``Brainstorming and barnstorming,'' is an NSF funded research experience for undergraduates site at Kansas State University that will run for three consecutive years starting in the Summer of 2005. Each year the program will accept 10 undergraduates and employ fourteen faculty for an eight-week program. The primary objectives of this REU will be: 1)recruit new talent into mathematics 2) help these students make the transition from problems that take minutes to solve to problems that take years to solve; 3) expose these students to a variety of mathematical ideas that they might not ordinarily encounter in their studies.

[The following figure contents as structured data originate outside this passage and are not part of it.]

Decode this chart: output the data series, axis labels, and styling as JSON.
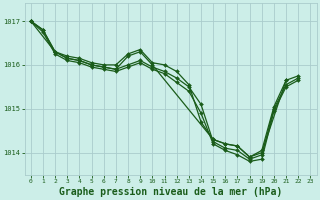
{
  "background_color": "#cceee8",
  "grid_color": "#aacccc",
  "line_color": "#1a5c1a",
  "marker_color": "#1a5c1a",
  "xlabel": "Graphe pression niveau de la mer (hPa)",
  "xlabel_fontsize": 7,
  "xlabel_color": "#1a5c1a",
  "tick_color": "#1a5c1a",
  "ylim": [
    1013.5,
    1017.4
  ],
  "xlim": [
    -0.5,
    23.5
  ],
  "yticks": [
    1014,
    1015,
    1016,
    1017
  ],
  "xticks": [
    0,
    1,
    2,
    3,
    4,
    5,
    6,
    7,
    8,
    9,
    10,
    11,
    12,
    13,
    14,
    15,
    16,
    17,
    18,
    19,
    20,
    21,
    22,
    23
  ],
  "series": [
    {
      "x": [
        0,
        1,
        2,
        3,
        4,
        5,
        6,
        7,
        8,
        9,
        10,
        11,
        12,
        13,
        14,
        15,
        16,
        17,
        18,
        19,
        20,
        21,
        22
      ],
      "y": [
        1017.0,
        1016.8,
        1016.3,
        1016.2,
        1016.15,
        1016.05,
        1016.0,
        1016.0,
        1016.25,
        1016.35,
        1016.05,
        1016.0,
        1015.85,
        1015.55,
        1014.7,
        1014.3,
        1014.2,
        1014.15,
        1013.9,
        1014.05,
        1015.05,
        1015.65,
        1015.75
      ]
    },
    {
      "x": [
        0,
        2,
        3,
        4,
        5,
        6,
        7,
        8,
        9,
        10,
        15,
        16,
        17,
        18,
        19,
        21
      ],
      "y": [
        1017.0,
        1016.3,
        1016.15,
        1016.1,
        1016.0,
        1015.95,
        1015.9,
        1016.2,
        1016.3,
        1016.0,
        1014.3,
        1014.2,
        1014.15,
        1013.9,
        1014.0,
        1015.65
      ]
    },
    {
      "x": [
        0,
        1,
        2,
        3,
        4,
        5,
        6,
        7,
        8,
        9,
        10,
        11,
        12,
        13,
        14,
        15,
        16,
        17,
        18,
        19,
        20,
        21,
        22
      ],
      "y": [
        1017.0,
        1016.8,
        1016.3,
        1016.15,
        1016.1,
        1016.0,
        1015.95,
        1015.9,
        1016.0,
        1016.1,
        1015.95,
        1015.85,
        1015.7,
        1015.5,
        1015.1,
        1014.25,
        1014.1,
        1014.05,
        1013.85,
        1013.95,
        1015.0,
        1015.55,
        1015.7
      ]
    },
    {
      "x": [
        0,
        1,
        2,
        3,
        4,
        5,
        6,
        7,
        8,
        9,
        10,
        11,
        12,
        13,
        14,
        15,
        16,
        17,
        18,
        19,
        20,
        21,
        22
      ],
      "y": [
        1017.0,
        1016.75,
        1016.25,
        1016.1,
        1016.05,
        1015.95,
        1015.9,
        1015.85,
        1015.95,
        1016.05,
        1015.9,
        1015.8,
        1015.6,
        1015.4,
        1014.9,
        1014.2,
        1014.05,
        1013.95,
        1013.8,
        1013.85,
        1014.95,
        1015.5,
        1015.65
      ]
    }
  ],
  "line_width": 0.9,
  "marker_size": 2.0
}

The academic portion of the program will utilize three separate components to achieve these objectives. Each component is an adaptation of a program that has already been a success in the Kansas State University mathematics department. The first activity will be modeled on the KSU problem seminar and problem-solving group. In the problem seminar, faculty members show students problem-solving techniques. In the problem-solving group students collaborate on challanging problems that may require the new techniques. The second activity will introduce the participants to a problem from applied mathematics. Each year this problem will be a simplification of a problem coming from the aviation industry. The problem will be similar in scope to the problems in theMathematical Contest in Modeling. After an initial introduction to the applied problem, the students will be split into three groups and each group will be asked to develop a solution to the problem. After one week of progress, the groups will be brought back together and the various approaches will be compared and synthesized. The faculty will suggest improvements and the participants will agree on a plan of research for the remaining weeks. The third activity will be a notions and open research problems seminar in pure mathematics.
There will be regular ``after math'' social activities. The highlight of these activities will be flight training for interested students.